La proposta valuta il portafoglio di asset 52 milioni di dollari. Di questo importo, 15 milioni di dollari sono destinati alla proprietà di Pyote, inclusi i diritti energetici e le attrezzature. Altri 37 milioni di dollari sono stati offerti per i diritti energetici e le attrezzature del sito di Tarbush.
Altri acquirenti potranno presentare offerte più elevate. Qualsiasi transazione finale richiederà l'approvazione del tribunale fallimentare.
I documenti del tribunale indicano inoltre che i due siti potrebbero essere venduti separatamente qualora ciò generasse un valore maggiore per i creditori.
Dal successo alla crisi
Poolin è stata fondata in Cina nel 2017 da Zhibiao “Kevin” Pan, Fa Zhu e Tianzhao Li. Entro settembre 2019, la società era considerata uno dei maggiori operatori di mining pool al mondo.
Successivamente ha lanciato Poolin Wallet, che consentiva agli utenti di prendere in prestito la stablecoin USDT a fronte di garanzie in criptovalute, e ha in seguito introdotto prodotti di deposito fruttiferi.
Dopo che la Cina ha vietato il mining di Bitcoin nel 2021, Poolin ha tentato di trasferire parte della sua attività negli Stati Uniti. Tuttavia, il nuovo modello ha presto riscontrato seri problemi.
La società ha preso in prestito circa 213 milioni di dollari a fronte di asset crypto valutati all'epoca circa 355,8 milioni di dollari.

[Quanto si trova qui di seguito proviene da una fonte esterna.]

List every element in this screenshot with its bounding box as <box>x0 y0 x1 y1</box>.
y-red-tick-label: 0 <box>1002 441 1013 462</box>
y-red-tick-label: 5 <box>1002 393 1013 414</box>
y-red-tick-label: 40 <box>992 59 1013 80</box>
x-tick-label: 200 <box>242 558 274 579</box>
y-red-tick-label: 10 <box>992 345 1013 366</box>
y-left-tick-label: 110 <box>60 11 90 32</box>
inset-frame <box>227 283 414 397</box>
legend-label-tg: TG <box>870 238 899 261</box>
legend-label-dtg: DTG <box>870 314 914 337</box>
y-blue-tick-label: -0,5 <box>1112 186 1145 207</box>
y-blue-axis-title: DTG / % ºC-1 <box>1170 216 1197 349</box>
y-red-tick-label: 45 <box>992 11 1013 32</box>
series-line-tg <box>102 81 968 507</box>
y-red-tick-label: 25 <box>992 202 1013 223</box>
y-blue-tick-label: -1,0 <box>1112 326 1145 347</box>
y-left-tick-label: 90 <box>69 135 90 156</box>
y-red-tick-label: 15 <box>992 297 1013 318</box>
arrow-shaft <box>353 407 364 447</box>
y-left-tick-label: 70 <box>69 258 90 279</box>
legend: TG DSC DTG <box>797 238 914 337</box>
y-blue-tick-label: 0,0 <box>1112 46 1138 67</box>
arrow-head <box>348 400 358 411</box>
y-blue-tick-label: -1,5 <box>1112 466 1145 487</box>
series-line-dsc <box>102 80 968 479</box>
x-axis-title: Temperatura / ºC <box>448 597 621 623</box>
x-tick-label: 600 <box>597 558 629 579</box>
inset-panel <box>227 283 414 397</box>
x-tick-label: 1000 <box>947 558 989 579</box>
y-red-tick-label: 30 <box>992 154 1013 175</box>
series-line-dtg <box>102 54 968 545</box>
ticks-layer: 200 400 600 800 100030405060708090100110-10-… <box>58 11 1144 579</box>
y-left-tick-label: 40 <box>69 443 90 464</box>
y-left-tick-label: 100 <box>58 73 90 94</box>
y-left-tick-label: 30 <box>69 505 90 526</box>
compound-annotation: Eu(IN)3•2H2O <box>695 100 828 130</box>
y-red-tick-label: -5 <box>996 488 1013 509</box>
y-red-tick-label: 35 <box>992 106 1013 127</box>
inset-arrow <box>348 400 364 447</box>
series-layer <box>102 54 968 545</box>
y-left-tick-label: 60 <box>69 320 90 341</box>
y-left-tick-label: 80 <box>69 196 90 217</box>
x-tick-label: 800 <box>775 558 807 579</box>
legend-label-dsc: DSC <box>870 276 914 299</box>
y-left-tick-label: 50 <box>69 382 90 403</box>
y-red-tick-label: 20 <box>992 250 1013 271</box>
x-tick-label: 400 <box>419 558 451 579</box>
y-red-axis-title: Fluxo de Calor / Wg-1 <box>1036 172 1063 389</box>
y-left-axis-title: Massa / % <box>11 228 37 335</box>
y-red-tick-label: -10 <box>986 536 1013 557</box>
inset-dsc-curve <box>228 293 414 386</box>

Quando il mercato delle criptovalute è crollato nel 2022, il collaterale è stato liquidato, lasciando Poolin nell'impossibilità di onorare il proprio debito o di elaborare i prelievi dei clienti.
I miner si rivolgono all'IA per sopravvivere
Un mercato ribassista prolungato, la crescente difficoltà di mining di Bitcoin e gli elevati costi dell'elettricità stanno costringendo le società di mining a cercare nuove fonti di reddito. Molte stanno diversificando le proprie attività e convertendo parzialmente o totalmente i data center per supportare l'intelligenza artificiale e il calcolo ad alte prestazioni. Questo modello consente loro di sfruttare meglio l'accesso all'elettricità, alle strutture e ai sistemi di raffreddamento, riducendo al contempo la dipendenza dal prezzo di Bitcoin.
Tuttavia, non tutte le aziende possono passare al settore dell'IA. La transizione richiede investimenti aggiuntivi, attrezzature più avanzate e importanti aggiornamenti infrastrutturali. I miner che continuano a fare affidamento esclusivamente sul mining di Bitcoin e che non dispongono di energia a basso costo o di sufficienti riserve di capitale sono particolarmente vulnerabili durante le fasi di ribasso del mercato. In queste condizioni, l'accumulo di debiti, il calo dei ricavi e le strutture obsolete possono alla fine spingerli verso il fallimento, come è accaduto con Poolin.
Anche SBI Crypto ha recentemente chiuso la sua mining pool dopo cinque anni di attività.